Menurutnya, perubahan desain pilkada perlu diarahkan untuk mencegah konflik antara kepala daerah dan wakil kepala daerah setelah pasangan tersebut memenangkan pemilihan.
“Itu salah satu opsi itu juga dibicarakan. Pilkada tanpa wakil, lalu model pemilihannya itu kan sudah dibicarakan, ya,” kata Sarmuji di kompleks parlemen, Senayan, Jakarta, Rabu (12/8/2026).
Golkar Ingin Kurangi Konflik Kepala Daerah
Sarmuji menilai hubungan kepala daerah dan wakil kepala daerah kerap menghadapi persoalan setelah keduanya terpilih. Ia melihat konflik tersebut dapat mengganggu jalannya pemerintahan daerah sehingga pembenahan mekanisme pilkada perlu masuk dalam pembahasan.
“Memang untuk salah satu cara untuk menghindari benturan antara kepala daerah dan wakil yang saat ini menjadi fenomena di banyak daerah, itu memang bisa dipikirkan pilkada tanpa wakil,” ujarnya.
Ketua Fraksi Golkar DPR RI itu menegaskan partainya belum mengunci satu pilihan. Golkar masih mempertimbangkan sejumlah model yang dinilai mampu membangun pemerintahan daerah lebih solid.
“Ya, masih banyak opsi, ya, apakah pilkada tanpa wakil atau model pilkada yang lain, tetapi menghindari konflik antara kepala daerah dan wakil kepala daerah,” ujarnya.
Revisi UU Pilkada Jadi Kunci
Sarmuji mengatakan perubahan mekanisme tersebut harus masuk ke dalam revisi Undang-Undang Pilkada. Namun, DPR dan pemerintah belum menentukan bentuk legislasi yang akan digunakan untuk mengatur perubahan tersebut.

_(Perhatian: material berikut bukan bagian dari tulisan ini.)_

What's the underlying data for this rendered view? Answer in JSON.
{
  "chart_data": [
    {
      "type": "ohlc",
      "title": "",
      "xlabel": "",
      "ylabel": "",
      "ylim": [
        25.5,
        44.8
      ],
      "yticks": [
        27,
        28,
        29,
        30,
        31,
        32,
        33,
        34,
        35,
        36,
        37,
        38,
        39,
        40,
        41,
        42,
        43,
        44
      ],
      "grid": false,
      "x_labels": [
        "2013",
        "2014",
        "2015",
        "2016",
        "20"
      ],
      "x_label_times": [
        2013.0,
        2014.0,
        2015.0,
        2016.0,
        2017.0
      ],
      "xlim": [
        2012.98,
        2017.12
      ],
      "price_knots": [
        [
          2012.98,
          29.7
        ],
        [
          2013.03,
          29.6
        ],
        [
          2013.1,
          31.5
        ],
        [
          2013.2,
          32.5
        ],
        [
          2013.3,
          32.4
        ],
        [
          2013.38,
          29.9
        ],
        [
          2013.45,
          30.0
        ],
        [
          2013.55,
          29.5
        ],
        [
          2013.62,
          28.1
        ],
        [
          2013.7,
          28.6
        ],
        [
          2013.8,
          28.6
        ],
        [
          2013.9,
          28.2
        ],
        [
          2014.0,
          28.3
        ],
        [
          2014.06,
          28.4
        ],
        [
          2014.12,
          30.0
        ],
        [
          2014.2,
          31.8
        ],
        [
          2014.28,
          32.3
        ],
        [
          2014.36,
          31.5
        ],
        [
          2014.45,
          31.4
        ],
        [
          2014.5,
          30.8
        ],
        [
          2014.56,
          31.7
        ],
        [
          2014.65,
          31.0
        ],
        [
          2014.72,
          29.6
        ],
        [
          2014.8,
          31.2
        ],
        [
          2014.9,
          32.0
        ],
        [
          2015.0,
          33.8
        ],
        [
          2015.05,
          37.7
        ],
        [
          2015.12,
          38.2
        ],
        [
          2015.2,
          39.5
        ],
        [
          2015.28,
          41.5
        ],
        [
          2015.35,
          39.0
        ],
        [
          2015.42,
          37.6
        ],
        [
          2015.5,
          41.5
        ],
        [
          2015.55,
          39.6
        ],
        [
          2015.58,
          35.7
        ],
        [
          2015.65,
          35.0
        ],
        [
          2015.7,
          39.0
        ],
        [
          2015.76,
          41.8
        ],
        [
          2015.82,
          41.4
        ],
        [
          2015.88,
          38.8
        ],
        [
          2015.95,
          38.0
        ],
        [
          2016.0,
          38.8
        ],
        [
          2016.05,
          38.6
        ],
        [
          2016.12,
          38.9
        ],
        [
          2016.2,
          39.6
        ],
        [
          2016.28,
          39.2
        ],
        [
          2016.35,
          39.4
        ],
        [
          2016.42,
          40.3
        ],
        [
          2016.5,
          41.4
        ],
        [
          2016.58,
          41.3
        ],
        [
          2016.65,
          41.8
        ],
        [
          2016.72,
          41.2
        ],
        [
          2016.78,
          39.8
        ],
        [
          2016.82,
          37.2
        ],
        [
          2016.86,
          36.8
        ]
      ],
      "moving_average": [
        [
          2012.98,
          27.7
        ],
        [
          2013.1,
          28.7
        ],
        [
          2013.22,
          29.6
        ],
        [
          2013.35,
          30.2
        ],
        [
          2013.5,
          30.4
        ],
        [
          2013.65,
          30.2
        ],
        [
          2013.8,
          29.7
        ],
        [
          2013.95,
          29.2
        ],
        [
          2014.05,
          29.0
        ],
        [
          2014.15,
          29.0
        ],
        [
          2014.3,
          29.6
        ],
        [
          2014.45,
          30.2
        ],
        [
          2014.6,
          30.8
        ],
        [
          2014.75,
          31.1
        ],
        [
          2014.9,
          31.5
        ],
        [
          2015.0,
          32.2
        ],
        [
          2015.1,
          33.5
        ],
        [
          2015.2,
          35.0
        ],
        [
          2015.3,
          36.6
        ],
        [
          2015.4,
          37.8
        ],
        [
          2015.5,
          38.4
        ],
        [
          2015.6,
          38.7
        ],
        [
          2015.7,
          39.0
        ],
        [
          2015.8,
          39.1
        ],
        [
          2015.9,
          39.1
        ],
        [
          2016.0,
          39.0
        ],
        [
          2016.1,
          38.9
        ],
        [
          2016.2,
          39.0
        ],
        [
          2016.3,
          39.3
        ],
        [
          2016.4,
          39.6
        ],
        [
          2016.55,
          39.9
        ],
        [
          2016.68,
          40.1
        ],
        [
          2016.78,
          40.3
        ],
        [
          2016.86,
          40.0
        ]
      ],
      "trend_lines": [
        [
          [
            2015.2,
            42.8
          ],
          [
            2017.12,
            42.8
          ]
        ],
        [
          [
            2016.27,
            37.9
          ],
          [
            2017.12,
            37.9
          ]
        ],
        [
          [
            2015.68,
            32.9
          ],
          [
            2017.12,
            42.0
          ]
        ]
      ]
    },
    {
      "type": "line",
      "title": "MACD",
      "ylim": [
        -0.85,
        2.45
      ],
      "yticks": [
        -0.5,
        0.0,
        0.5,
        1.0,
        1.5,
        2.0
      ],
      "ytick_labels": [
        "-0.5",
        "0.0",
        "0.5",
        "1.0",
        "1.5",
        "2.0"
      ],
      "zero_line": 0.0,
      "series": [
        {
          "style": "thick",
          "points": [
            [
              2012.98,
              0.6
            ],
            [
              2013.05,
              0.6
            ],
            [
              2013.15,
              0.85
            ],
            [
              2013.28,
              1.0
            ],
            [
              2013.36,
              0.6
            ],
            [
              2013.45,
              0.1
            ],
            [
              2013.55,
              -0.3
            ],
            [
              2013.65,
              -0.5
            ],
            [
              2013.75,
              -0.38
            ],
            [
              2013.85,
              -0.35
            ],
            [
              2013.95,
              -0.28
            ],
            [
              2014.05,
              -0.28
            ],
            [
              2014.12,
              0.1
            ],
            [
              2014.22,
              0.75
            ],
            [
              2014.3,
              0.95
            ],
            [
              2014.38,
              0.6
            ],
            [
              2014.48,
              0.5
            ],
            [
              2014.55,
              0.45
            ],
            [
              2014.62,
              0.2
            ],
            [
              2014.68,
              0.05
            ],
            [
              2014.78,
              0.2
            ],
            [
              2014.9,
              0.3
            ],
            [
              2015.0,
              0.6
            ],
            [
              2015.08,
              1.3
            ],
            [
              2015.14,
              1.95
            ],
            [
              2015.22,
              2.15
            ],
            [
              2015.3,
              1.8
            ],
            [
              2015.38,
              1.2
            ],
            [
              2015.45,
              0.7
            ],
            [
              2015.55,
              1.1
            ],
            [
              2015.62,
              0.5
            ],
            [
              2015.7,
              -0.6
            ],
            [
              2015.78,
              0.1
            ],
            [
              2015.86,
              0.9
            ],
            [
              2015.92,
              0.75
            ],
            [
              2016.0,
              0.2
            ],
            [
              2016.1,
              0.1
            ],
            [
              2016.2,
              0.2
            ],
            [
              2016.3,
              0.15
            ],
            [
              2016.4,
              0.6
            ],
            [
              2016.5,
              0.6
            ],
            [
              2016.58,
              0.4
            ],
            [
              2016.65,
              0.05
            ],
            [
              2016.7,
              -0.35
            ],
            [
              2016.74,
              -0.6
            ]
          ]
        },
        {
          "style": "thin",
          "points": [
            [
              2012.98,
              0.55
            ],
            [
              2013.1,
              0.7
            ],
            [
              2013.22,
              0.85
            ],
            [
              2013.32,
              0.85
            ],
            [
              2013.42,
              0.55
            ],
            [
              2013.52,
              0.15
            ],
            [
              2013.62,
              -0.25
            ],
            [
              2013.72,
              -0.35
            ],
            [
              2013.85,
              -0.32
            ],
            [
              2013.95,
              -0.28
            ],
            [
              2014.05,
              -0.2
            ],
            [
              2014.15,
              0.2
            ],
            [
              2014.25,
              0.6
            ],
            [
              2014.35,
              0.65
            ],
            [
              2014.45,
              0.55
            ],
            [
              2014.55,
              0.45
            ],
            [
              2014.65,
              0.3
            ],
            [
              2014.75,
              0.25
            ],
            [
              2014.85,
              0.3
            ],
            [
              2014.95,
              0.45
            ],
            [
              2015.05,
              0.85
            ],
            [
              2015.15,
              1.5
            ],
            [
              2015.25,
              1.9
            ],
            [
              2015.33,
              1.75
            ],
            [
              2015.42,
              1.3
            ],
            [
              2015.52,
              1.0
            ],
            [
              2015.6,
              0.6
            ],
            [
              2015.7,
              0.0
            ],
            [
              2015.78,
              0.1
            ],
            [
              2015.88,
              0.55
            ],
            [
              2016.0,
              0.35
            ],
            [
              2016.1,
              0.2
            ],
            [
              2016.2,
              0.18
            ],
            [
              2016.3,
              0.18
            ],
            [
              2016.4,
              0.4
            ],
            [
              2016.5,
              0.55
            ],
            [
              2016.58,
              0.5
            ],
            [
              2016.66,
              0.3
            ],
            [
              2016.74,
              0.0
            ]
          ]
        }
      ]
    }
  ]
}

“Pasti di undang-undang pilkada. Tapi undang-undang pilkada itu apakah menjadi diri sendiri, berdiri sendiri atau menjadi kodifikasi atau omnibus law di undang-undang pemilu masih belum diputuskan sampai sekarang,” katanya.
PKB Lebih Dulu Usulkan Wakil Ditunjuk
Gagasan serupa sebelumnya disampaikan anggota Komisi II DPR RI dari Fraksi PKB Muhammad Khozin dalam rapat bersama Kementerian Dalam Negeri serta kepala dan wakil kepala daerah di Kompleks Parlemen, Senayan, Jakarta, Kamis (30/7/2026).
Khozin mengusulkan masyarakat hanya memilih kepala daerah. Setelah terpilih, kepala daerah memiliki kewenangan menunjuk wakilnya sendiri. Ia menilai skema tersebut dapat menghindari posisi wakil kepala daerah sekadar menjadi pendulang suara dalam kontestasi pilkada.
“Solusi yang kedua seperti apa? Perbaiki Undang-Undang Pilkada-nya. Kita pilih saja kepala daerah tanpa wakil. Wakil kepala daerah cukup ditunjuk oleh kepala daerah. Ini biar tidak menjadi vote getter saja, kasihan wakil kepala daerah saat ini,” kata dia.
Wacana tersebut kini mendapat ruang pembahasan lebih luas setelah Golkar menyatakan ikut mempertimbangkan pilkada tanpa wakil. Namun, perubahan sistem tersebut masih membutuhkan pembahasan politik dan legislasi sebelum dapat diterapkan.